Fine-Kinney metodunda:
- Olasılık, tehlikenin gerçekleşme olasılığıdır.
- Frekans, tehlikeye maruz kalma sıklığıdır.
- Şiddet, tehlikenin meydana gelmesi durumunda çalışanlar veya ekipman üzerindeki tahmini etkidir.
Olasılık 0,2 ile 10 arasında, frekans 0,5 ile 10 arasında, şiddet ise 1 ile 100 arasında puanlandırılır. Risk skoru şu şekilde değerlendirilir:
- 20’den küçükse “Önemsiz Risk” ve önlem öncelikli değildir.
- 20-70 arası “Olası Risk” ve gözetim altında tutulmalıdır.
- 70-200 arası “Önemli Risk” ve uzun vadede iyileştirilmelidir.
- 200-400 arası “Esaslı Risk” ve kısa vadede iyileştirilmelidir.
- 400’den büyükse “Tolerans Gösterilemez Risk” ve hemen önlem alınmalı veya iş durdurulmalıdır.
Risk değerlendirmesi, işyerlerinin güvenliğini artırmak ve olası tehlikeleri minimize etmek için kritik bir süreçtir. Etkili bir risk değerlendirmesi, çalışanların sağlığını korur, iş kazalarını önler ve işletmenin sürdürülebilirliğini sağlar. Bu nedenle, işverenler ve İSG profesyonelleri, işyerlerinde düzenli olarak risk değerlendirmesi yapmalı ve sonuçlarına göre gerekli önlemleri almalıdır.
İş Kazaları ve Meslek Hastalıklarının Önlenmesi
İş kazaları ve meslek hastalıklarının önlenmesinde iş güvenliği bilinci büyük bir rol oynar. Bu bilinç eksikliği, kazaların ve hastalıkların artmasına neden olabilir ve bunun maliyeti hem işverenler hem de ülkeler için oldukça yüksektir.
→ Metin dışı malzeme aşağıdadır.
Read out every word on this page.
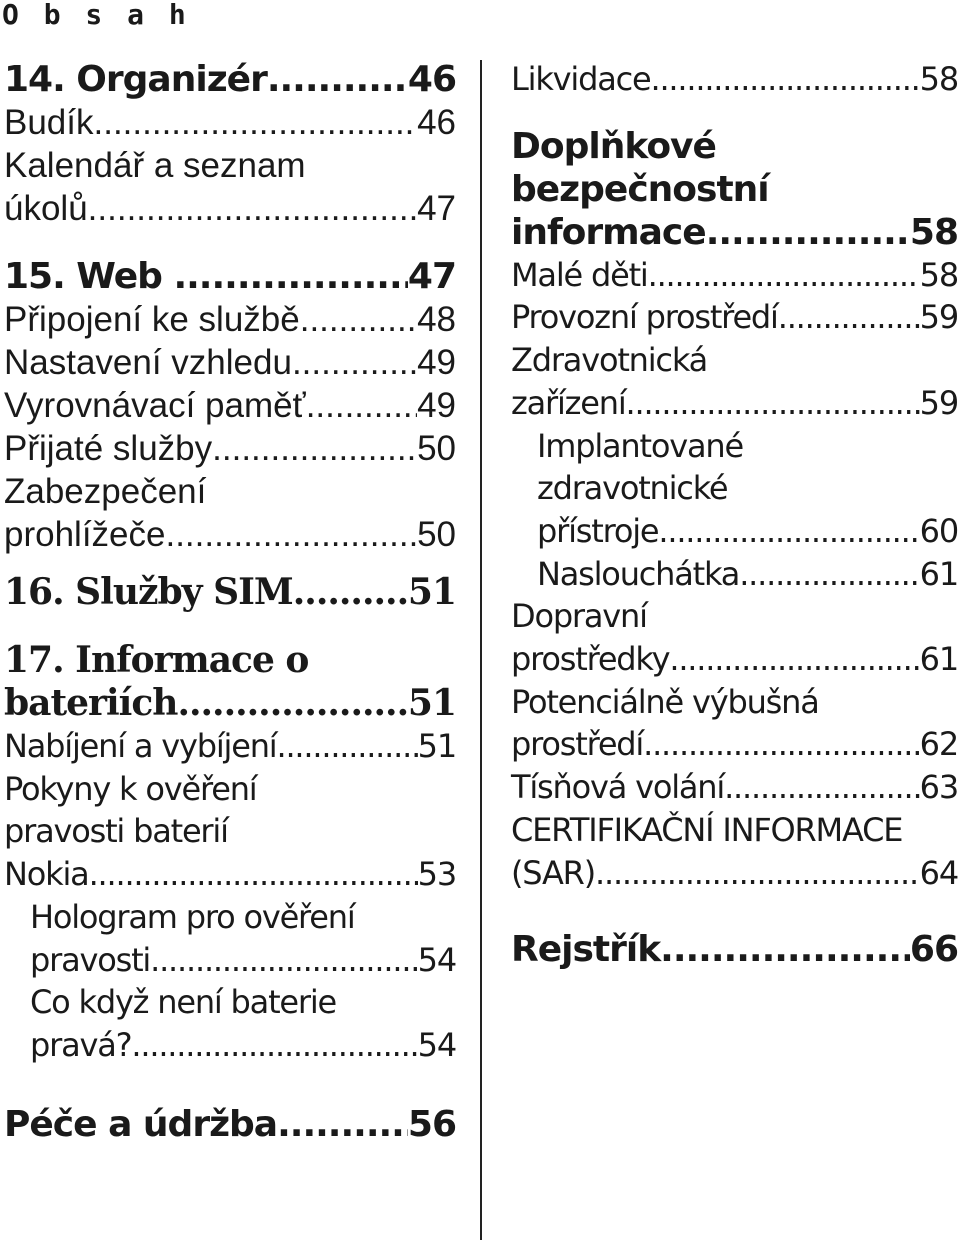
O b s a h
14. Organizér .....	46
Budík .....	46
Kalendář a seznam
úkolů .....	47
15. Web .....	47
Připojení ke službě .....	48
Nastavení vzhledu .....	49
Vyrovnávací paměť .....	49
Přijaté služby .....	50
Zabezpečení
prohlížeče .....	50
16. Služby SIM .....	51
17. Informace o
bateriích .....	51
Nabíjení a vybíjení .....	51
Pokyny k ověření
pravosti baterií
Nokia .....	53
Hologram pro ověření
pravosti .....	54
Co když není baterie
pravá? .....	54
Péče a údržba .....	56
Likvidace .....	58
Doplňkové
bezpečnostní
informace .....	58
Malé děti .....	58
Provozní prostředí .....	59
Zdravotnická
zařízení .....	59
Implantované
zdravotnické
přístroje .....	60
Naslouchátka .....	61
Dopravní
prostředky .....	61
Potenciálně výbušná
prostředí .....	62
Tísňová volání .....	63
CERTIFIKAČNÍ INFORMACE
(SAR) .....	64
Rejstřík .....	66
Gerekli önlemlerin alınmaması, çalışanların bilinçsiz davranışları ve caydırıcı cezaların eksikliği bu sorunu daha da büyütür. Ancak teknolojik gelişmeler, online kayıt sistemleri ve güvenlik önlemlerinin teşviki gibi olumlu faktörler, gelecekte bu sorunların azaltılmasına katkı sağlayacaktır.
Risk değerlendirmesinin ilk adımı, tehlikelerin belirlenmesidir. İkinci adım ise belirlenen tehlikelerden kaynaklanan risklerin analiz edilmesidir. Risk değerlendirmesi için birçok yöntem geliştirilmiştir. Bu yöntemlerin bazıları karmaşık ve uygulanması zor olabilirken, bazıları yetersiz kalabilir. Bu nedenle, risk değerlendirmesi, iş güvenliği uzmanlarının yanı sıra işverenler ve çalışanların da katılımıyla gerçekleştirilmelidir. Kullanılan yöntem, herkesin kolayca anlayabileceği ve uygulanabilir olmalıdır. Ayrıca, sektöre göre uygun bir yöntemin seçilmesi de oldukça önemlidir.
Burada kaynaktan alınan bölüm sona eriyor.